Harsharani rzucanie mięsem w moją teściową nic nie da, nie ten typ kobiety, niestety. Z pewnością co chwila będzie się pytać: rodzisz? a teraz? ;-)
 
Eh i jak ja mam troche czau to tu cisza zeległa...
A od tesciowej zawsze możesz nie odebrać telefonu, tym bardziej na porodówce. Zresztą z rodzącą może byc tylko jedna osoba a nie cały tabun jak w cygańskiej rodzinie
 
reklama
To dopiero byłby poród rodzinny - rodząca i cała rodzina! U mnie walka na pewno będzie z moimi rodzicami, bo oni nie wyobrażają sobie z pewnością nie warowania na korytarzu i zobaczenia dziecięcia od razu.
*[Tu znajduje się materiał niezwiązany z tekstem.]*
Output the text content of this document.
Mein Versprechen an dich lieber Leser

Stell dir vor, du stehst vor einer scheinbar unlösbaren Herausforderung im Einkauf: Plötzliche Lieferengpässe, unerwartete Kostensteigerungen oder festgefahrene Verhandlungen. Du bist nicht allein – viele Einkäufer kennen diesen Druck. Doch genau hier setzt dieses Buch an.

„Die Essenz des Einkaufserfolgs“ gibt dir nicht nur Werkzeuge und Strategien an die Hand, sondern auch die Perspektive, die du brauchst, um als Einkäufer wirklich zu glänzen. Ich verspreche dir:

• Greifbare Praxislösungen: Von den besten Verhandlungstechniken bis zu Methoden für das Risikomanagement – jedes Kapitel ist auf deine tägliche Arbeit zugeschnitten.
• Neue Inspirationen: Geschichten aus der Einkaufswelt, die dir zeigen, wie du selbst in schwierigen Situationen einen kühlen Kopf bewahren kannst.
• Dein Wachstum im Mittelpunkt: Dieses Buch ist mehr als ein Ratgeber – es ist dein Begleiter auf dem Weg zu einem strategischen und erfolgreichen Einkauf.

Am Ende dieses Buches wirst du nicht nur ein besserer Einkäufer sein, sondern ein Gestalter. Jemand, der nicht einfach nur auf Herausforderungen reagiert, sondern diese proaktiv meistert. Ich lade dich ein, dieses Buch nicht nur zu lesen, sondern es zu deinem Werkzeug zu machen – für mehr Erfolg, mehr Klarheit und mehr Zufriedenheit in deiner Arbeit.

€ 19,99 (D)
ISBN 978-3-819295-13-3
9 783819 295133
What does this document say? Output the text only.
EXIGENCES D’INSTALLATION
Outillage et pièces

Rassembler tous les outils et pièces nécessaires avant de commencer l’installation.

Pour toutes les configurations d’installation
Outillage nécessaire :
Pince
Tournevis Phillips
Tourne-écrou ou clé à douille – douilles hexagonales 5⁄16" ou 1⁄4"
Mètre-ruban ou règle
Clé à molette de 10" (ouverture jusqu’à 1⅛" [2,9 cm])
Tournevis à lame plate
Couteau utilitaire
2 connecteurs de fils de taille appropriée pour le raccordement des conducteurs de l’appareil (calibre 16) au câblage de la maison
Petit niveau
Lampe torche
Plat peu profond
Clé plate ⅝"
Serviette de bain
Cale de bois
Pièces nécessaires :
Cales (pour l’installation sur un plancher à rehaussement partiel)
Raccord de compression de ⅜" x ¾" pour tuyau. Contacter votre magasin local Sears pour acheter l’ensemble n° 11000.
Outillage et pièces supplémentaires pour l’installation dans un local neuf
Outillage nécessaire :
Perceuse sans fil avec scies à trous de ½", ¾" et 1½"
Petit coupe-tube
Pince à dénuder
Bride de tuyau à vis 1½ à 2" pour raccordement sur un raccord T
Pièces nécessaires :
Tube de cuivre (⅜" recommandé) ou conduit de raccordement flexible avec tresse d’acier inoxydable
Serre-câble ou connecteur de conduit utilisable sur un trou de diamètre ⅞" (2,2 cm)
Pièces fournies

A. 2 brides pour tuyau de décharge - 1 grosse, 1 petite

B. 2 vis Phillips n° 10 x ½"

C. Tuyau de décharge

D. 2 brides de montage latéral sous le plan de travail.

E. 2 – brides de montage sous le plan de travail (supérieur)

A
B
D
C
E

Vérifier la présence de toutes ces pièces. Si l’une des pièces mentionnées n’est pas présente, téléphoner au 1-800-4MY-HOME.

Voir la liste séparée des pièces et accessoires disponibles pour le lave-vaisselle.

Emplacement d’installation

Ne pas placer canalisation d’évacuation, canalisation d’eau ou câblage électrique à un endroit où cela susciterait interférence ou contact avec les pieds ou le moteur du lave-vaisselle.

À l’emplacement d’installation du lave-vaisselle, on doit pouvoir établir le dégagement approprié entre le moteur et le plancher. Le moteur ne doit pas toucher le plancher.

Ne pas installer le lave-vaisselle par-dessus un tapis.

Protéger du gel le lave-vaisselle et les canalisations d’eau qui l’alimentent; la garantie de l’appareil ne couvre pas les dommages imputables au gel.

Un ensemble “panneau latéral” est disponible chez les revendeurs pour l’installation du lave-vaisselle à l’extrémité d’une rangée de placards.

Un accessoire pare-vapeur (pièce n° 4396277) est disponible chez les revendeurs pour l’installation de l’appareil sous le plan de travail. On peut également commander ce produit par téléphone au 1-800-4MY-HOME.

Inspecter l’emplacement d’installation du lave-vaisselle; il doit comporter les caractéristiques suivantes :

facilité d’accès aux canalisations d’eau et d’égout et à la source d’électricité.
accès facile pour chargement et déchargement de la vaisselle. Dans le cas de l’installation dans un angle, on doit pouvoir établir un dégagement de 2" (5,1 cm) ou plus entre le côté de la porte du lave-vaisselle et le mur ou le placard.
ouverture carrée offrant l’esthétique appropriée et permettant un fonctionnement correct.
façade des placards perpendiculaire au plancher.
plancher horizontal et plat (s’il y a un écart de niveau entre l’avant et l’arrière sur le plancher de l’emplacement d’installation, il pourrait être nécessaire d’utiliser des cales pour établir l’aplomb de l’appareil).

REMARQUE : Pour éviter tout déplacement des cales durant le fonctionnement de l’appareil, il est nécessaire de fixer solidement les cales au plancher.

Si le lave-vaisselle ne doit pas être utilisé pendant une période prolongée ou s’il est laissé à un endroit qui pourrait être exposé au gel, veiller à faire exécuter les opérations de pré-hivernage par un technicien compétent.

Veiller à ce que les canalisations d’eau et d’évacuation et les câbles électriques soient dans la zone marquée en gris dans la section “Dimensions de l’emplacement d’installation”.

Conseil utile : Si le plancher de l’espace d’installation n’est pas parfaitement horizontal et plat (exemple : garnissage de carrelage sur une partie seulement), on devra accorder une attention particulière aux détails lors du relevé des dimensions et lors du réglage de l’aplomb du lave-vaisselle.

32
Zawsze zostaje mi lekkie przekłamanie przewidywanego terminu porodu. ;-) Czego się nie robi dla spokoju?

Latife,
co do teściowej - musi się z nią chyba dogadać Twój mąż i ją spacyfikować. Jej OBOWIĄZKIEM jest nawet, jeżeli nie zrozumieć Twoje zdanie i potrzeby, to przynajmniej dostosowanie się do Twojej prośby.

Wetka, jak ja Ci zazdroszczę, że masz już furę!!! A ja nadal na etapie wyboru. Znalazłam dzisiaj jeden wózek, który mi się obłędnie spodobać, ale muszę zrobić dopiero research na jego temat.